Per Marche Nord la scelta è ricaduta, dopo che i sindaci non sono riusciti a trovare una sintesi tra di loro, sulla zona di Fosso Sejore, ritenuta dalla app regionale (che fa leva sulla tecnologia utilizzata da Google maps), la più baricentrica e raggiungibile. Seguendo questa logica in provincia, proposte alla mano, Montecosaro sembrerebbe avere i terreni più adatti: la proprietà è dell’Asur (il che vuol dire zero spese di esproprio), il terreno pianeggiante e ampio (circa 30 ettari), la superstrada Civitanova-Foligno dietro l’angolo e la posizione baricentrica. Non solo per l’area vasta 3 ma anche per la provincia di Fermo, dove i lavori per il nuovo ospedale non sono mai cominciati e, secondo indiscrezioni, pare siano in sofferenza anche le risorse per la nuova struttura. «I terreni che abbiamo indicato si trovano tra Montecosaro Scalo, Trodica di Morrovalle e Villa San Fillippo e rispettano le caratteristiche richieste dalla Regione», dice Reano Malaisi, sindaco di Montecosaro. «La location – dice il primo cittadino di Monte San Giusto, Andrea Gentili – è centrale rispetto a Macerata e Civitanova ed è ben collegata anche con Tolentino». Inoltre «l’area è già urbanizzata – dice Stefano Montemarani, sindaco di Morrovalle – non sarebbe quindi una cattedrale nel deserto».

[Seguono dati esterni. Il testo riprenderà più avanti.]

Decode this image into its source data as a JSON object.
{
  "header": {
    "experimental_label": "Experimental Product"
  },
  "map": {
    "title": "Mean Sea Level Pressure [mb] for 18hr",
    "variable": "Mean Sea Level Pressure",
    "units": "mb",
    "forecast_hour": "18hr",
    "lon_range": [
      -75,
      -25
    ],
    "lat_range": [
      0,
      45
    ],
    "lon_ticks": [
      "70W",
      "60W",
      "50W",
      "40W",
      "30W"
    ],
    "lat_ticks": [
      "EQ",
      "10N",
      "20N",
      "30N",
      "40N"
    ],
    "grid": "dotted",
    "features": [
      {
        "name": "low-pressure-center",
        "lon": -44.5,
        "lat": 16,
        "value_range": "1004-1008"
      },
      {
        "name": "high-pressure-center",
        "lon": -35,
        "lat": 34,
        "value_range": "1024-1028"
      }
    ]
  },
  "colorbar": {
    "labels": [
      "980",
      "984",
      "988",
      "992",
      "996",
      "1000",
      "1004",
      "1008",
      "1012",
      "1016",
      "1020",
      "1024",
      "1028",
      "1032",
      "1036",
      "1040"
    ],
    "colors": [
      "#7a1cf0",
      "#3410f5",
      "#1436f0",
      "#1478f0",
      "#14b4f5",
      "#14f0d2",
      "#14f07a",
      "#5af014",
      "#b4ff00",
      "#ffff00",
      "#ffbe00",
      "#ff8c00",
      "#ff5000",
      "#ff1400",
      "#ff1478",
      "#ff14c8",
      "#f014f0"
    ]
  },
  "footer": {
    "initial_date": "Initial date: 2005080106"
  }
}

Sul piano delle strutture già esistenti Civitanova invece, penalizzata rispetto a Macerata quando si parla di posizione baricentrica, può giocare la carta dell’ampliamento: «L’ospedale – dice il sindaco di Civitanova, Tommaso Corvatta – è già stato ampliato al di là delle attuali esigenze ed è passibile di ulteriori ampliamenti. Nell’ala appena sistemata i piani superiori non sono ancora stati destinati. Inoltre è uno dei più nuovi della regione ed è in linea con i criteri di sicurezza». San Severino ha dalla sua invece, come ricordava a luglio il primo cittadino Rosa Piermattei, «la pista di elisoccorso, la modernità della struttura e diversi ettari disponibili per l’ampliamento».